Todo esto sucede cuando no se acepta el magisterio de la Iglesia con el que el Señor quiso proteger las verdades de la fe” (Pablo VI, Audiencia general, 20-mayo-1970).
La verdadera teología recibe su aliento vital de la Tradición y está abierta, a la vez, al pensamiento contemporáneo; se enmarca en el cuadro de la Iglesia, sin salirse de ahí, para proponer la Verdad, mas mezclada con el pensamiento secular, se vuelve sal que no sala, luz que no ilumina y se va apagando dejando a los hombres perdidos en el camino.

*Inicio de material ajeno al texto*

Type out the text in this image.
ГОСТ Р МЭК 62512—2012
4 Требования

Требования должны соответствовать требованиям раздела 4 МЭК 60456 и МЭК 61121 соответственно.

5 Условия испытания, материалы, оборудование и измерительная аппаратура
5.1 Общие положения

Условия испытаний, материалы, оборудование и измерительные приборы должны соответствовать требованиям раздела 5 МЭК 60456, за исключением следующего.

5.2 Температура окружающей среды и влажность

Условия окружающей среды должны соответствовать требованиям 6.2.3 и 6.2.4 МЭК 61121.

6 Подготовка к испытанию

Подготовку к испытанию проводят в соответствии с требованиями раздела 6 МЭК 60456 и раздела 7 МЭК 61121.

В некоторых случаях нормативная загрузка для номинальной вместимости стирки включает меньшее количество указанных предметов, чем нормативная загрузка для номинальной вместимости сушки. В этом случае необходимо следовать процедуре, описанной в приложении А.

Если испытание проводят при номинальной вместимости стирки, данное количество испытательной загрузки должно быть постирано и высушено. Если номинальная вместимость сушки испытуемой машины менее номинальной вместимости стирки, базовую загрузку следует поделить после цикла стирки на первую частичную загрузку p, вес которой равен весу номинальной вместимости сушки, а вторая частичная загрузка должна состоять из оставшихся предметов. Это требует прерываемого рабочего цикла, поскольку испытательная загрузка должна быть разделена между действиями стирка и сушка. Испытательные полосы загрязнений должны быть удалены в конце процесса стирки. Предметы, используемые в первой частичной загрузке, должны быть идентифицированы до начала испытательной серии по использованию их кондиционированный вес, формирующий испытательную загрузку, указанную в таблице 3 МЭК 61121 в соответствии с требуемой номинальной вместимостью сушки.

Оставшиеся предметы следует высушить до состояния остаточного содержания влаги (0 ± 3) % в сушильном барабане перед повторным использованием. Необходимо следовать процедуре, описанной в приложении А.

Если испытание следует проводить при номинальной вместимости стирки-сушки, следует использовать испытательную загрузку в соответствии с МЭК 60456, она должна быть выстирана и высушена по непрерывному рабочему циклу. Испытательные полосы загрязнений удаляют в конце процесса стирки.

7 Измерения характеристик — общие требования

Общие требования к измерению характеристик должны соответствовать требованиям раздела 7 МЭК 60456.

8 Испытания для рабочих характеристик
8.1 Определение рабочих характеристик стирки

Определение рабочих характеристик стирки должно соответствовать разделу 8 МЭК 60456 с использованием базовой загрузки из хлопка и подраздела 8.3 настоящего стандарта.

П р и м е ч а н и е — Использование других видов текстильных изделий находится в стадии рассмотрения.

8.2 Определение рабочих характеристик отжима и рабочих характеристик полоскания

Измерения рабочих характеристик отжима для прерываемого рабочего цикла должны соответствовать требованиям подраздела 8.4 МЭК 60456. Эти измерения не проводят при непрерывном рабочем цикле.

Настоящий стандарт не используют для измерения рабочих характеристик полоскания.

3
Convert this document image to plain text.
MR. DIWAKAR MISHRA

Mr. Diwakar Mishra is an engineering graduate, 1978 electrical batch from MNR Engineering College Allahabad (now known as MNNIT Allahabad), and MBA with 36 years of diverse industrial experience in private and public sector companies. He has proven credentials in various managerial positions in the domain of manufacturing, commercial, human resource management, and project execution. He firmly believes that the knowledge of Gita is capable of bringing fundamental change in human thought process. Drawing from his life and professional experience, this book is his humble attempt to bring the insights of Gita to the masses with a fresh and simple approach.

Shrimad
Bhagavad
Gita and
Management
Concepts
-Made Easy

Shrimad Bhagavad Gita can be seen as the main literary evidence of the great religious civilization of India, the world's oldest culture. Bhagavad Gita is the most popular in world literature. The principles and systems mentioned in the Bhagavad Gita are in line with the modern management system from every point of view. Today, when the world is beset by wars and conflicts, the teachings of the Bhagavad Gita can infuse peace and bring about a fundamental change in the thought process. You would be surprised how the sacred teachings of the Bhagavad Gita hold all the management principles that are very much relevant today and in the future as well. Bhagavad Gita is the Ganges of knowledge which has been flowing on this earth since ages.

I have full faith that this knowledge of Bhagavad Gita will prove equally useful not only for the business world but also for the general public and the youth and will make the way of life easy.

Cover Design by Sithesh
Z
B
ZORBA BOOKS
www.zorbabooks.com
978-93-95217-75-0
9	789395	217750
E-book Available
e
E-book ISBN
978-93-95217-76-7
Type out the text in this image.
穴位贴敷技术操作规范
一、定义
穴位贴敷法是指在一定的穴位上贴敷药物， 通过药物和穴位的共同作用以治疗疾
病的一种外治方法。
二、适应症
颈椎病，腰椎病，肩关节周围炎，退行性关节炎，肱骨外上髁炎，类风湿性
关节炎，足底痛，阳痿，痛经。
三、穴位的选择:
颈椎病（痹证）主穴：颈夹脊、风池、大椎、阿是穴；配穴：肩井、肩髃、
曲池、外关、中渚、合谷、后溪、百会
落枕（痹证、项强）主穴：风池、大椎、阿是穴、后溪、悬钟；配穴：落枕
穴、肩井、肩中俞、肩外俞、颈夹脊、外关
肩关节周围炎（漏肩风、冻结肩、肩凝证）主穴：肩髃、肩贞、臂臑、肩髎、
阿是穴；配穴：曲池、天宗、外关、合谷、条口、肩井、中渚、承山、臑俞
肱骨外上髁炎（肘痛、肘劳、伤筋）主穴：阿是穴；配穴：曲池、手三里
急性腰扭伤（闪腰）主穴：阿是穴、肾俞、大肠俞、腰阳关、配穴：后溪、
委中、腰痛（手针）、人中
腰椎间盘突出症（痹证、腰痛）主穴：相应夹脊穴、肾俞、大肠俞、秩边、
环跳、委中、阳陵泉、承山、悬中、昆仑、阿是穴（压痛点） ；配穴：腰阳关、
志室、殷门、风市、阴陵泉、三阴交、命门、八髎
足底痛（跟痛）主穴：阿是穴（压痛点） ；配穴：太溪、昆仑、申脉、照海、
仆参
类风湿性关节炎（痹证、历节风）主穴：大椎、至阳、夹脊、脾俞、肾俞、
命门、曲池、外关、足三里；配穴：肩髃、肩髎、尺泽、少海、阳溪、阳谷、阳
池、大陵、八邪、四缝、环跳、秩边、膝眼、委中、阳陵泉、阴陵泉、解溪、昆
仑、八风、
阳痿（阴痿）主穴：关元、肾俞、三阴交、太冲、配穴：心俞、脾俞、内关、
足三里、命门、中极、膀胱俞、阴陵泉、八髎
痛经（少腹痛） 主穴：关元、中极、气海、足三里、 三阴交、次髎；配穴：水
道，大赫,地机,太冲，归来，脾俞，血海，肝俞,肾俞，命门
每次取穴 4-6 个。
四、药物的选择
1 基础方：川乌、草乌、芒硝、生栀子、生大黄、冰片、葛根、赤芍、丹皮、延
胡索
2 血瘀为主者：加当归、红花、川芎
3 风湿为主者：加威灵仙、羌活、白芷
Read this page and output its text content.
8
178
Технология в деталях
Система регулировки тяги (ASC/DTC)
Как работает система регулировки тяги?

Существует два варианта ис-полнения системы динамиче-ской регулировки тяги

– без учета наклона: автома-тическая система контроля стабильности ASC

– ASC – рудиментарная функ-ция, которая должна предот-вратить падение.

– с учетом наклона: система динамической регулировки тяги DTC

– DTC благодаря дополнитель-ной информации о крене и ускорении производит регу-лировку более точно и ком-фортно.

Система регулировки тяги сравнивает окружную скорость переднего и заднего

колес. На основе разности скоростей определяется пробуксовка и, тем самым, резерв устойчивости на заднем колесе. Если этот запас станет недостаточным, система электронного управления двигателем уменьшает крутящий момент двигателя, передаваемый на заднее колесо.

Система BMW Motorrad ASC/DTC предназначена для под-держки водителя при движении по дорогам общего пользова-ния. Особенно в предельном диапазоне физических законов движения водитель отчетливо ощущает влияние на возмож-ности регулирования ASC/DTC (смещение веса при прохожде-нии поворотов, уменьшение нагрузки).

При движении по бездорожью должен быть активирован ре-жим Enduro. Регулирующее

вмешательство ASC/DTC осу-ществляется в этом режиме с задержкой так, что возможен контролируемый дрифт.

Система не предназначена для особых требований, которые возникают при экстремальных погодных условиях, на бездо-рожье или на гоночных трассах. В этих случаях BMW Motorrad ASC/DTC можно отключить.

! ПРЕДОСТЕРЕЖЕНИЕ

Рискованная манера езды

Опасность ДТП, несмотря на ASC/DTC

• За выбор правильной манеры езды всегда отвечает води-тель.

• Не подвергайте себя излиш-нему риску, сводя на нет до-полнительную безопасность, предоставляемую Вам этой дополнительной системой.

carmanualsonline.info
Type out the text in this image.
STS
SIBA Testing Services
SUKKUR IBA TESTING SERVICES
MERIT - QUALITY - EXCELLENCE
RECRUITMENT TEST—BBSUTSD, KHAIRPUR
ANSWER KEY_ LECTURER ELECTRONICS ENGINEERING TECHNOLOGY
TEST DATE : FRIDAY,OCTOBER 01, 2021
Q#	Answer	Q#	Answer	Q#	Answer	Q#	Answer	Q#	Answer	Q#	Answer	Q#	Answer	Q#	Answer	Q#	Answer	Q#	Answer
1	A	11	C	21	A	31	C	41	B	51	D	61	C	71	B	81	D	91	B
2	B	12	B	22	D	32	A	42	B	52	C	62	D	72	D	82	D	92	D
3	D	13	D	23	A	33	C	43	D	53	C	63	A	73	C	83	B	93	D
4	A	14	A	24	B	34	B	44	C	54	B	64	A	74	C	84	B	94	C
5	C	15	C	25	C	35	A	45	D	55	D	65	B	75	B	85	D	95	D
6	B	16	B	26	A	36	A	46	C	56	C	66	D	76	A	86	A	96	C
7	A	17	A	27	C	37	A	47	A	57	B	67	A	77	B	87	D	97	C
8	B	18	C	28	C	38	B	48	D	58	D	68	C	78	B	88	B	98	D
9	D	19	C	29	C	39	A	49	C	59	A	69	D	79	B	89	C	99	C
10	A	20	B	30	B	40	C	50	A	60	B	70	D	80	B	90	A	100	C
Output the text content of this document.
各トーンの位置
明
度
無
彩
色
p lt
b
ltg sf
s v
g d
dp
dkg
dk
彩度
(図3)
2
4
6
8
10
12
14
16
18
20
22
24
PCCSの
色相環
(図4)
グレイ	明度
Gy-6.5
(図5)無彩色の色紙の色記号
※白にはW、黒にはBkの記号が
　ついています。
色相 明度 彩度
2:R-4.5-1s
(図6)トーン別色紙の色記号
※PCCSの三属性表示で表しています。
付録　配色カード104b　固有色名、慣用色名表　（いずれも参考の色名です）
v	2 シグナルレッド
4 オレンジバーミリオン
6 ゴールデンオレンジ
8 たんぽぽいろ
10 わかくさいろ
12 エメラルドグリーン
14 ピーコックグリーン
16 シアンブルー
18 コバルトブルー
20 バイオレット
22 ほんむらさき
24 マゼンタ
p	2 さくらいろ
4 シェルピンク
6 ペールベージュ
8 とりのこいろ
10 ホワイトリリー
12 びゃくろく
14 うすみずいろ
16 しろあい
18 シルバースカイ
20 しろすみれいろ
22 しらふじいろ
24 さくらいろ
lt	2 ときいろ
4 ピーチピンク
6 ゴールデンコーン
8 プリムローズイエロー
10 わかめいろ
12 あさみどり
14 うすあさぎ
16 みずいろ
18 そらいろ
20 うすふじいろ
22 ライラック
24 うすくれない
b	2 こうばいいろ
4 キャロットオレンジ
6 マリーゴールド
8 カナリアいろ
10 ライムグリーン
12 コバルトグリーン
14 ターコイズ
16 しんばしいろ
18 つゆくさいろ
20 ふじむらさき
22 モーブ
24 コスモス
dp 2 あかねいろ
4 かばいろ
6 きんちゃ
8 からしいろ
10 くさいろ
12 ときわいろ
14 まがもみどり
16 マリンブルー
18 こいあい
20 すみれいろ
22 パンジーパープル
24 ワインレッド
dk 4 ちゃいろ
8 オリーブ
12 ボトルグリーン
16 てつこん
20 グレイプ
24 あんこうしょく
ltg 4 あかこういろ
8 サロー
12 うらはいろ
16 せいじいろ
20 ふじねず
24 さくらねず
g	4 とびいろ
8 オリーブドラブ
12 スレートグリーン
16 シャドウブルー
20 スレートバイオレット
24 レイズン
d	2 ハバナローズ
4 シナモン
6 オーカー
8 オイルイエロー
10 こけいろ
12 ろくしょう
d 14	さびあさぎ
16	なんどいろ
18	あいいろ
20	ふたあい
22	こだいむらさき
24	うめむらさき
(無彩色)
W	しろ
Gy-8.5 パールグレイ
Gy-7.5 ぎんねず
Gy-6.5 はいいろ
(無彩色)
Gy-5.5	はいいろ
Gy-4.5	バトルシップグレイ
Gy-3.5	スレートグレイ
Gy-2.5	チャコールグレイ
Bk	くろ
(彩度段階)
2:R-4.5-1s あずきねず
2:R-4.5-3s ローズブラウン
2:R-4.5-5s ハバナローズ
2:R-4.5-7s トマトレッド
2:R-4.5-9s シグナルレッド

La verdadera teología recibe su aliento vital de la Tradición y está abierta, a la vez, al pensamiento contemporáneo; se enmarca en el cuadro de la Iglesia, sin salirse de ahí, para proponer la Verdad, mas mezclada con el pensamiento secular, se vuelve sal que no sala, luz que no ilumina y se va apagando dejando a los hombres perdidos en el camino.